Speaking of two baitfish, Bryant has a little trick he uses that appeals to the age-old competitive instinct of a predator fish to eat a bait before another fish can get to it. Using the TTF Lil' Speck Killer, he removes the bottom plastic and replaces it with a larger one like the TTF Killer Flats Minnow, Big Mino or Trout Killer.
"When retrieved, it looks like a small fish chasing a shrimp," Bryant explained. "This triggers the competitive instinct in predatory fish, and oftentimes they'll eat the chaser bait. I've found this works especially well on big, lethargic trout in cold weather.
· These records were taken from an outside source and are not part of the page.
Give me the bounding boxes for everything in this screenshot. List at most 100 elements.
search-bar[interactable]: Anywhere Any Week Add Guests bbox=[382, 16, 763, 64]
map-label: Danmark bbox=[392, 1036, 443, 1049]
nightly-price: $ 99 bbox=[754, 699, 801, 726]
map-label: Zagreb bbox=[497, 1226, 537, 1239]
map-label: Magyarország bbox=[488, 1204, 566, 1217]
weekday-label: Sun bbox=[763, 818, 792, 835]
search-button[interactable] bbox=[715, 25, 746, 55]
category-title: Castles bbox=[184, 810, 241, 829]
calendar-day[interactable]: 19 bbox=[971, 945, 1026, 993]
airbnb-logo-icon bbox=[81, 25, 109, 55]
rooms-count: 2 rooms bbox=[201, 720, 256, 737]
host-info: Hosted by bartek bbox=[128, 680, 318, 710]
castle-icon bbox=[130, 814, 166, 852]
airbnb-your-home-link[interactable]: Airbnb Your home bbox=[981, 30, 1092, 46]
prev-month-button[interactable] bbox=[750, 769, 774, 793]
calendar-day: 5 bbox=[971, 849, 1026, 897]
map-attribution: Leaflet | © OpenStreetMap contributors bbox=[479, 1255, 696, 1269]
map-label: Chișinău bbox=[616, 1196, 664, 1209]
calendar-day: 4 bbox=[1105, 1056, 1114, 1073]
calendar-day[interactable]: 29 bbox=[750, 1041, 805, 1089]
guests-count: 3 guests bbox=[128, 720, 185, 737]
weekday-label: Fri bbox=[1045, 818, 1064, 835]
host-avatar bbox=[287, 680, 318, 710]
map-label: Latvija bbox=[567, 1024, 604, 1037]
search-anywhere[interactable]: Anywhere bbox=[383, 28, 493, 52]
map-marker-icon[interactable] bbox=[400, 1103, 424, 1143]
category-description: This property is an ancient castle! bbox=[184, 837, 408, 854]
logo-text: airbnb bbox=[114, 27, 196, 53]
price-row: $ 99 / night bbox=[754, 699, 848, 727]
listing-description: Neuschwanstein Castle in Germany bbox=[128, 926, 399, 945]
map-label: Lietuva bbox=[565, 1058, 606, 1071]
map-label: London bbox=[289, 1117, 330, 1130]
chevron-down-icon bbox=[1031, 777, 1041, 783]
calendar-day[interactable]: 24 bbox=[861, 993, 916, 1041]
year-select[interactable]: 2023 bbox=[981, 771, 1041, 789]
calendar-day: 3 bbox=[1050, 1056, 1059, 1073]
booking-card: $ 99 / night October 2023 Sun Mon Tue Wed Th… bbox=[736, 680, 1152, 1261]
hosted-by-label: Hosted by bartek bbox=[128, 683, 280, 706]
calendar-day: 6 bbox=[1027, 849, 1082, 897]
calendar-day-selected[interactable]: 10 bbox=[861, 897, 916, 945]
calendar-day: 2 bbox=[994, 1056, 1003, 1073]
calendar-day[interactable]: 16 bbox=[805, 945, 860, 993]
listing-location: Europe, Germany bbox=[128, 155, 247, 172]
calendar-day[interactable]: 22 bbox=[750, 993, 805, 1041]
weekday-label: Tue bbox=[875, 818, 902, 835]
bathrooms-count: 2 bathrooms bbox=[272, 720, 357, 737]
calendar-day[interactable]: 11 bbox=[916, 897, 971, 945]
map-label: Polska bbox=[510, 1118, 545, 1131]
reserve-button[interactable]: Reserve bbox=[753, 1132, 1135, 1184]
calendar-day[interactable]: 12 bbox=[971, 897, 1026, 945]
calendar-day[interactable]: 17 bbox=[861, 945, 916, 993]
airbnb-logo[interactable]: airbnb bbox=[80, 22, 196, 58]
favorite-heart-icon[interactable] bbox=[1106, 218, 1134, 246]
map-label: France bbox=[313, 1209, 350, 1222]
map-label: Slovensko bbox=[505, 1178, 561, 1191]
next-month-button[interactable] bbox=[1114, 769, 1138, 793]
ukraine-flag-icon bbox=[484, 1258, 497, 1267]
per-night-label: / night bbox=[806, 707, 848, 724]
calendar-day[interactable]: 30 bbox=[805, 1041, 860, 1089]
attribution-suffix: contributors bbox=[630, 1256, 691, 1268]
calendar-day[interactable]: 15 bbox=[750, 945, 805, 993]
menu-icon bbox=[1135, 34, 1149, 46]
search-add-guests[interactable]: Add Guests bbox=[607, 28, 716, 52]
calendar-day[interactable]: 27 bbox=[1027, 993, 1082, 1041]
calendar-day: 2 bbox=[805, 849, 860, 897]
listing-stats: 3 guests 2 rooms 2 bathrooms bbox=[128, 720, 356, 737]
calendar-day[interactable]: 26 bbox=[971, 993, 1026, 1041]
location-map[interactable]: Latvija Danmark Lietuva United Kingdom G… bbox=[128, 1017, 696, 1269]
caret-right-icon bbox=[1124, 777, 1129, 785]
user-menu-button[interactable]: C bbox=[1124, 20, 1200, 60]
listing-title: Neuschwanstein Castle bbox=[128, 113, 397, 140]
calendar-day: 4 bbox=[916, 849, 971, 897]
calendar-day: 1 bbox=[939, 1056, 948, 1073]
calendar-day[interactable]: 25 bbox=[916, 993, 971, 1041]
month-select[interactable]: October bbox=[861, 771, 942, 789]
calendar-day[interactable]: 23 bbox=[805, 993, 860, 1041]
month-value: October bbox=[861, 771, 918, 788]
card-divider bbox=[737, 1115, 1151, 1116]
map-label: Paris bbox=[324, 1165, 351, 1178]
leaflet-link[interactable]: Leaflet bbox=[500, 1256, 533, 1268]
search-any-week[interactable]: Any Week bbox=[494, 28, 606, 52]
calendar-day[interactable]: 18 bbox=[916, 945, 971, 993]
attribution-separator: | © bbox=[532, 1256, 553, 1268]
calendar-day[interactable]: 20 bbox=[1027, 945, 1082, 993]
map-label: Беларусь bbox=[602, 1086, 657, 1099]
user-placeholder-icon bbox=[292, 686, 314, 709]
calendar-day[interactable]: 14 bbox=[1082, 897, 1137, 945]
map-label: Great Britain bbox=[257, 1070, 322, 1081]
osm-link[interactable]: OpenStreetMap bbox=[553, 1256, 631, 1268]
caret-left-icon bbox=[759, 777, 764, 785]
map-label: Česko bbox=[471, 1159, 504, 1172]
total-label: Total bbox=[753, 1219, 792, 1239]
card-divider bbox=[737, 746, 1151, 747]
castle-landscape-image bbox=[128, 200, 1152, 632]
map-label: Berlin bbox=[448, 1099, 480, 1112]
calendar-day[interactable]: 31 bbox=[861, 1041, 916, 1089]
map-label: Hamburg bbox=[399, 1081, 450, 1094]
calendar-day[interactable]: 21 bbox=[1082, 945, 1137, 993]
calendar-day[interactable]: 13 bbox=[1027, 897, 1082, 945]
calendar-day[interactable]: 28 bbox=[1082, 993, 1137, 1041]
There may not be a better tactic for enticing a reaction strike."
Bryant passed along a little tip for fishing tandem rigs this way. Try cutting off the 1/8-ounce jighead on the bottom and replacing it with a 1/4- or 3/8-ounce head so that the larger bait always trails the smaller one. He says this set up really makes the front bait dance, too.
"The best advice I can give to someone who doesn't use tandem rigs often is to be patient [if the trout aren't eating as soon as they hit the water]," Bryant said. "The light heads and heavy mono that are characteristic of most tandem rigs make for a slow-sinking presentation.
"Let the rig flutter to the bottom and then snap it up in short, quick jerks. Don't be afraid to scoot it along the bottom, either. You can draw a lot of attention with tandem rigs by using them to stir up mud and silt on the bottom."
Lake might think the DuLarge guides are the only people throwing tandem rigs, but they are not alone. Anglers all across coastal Louisiana have been throwing them for years, especially those that might be a little more old school than others.
They've known all along that it sometimes takes two to turn on the bite.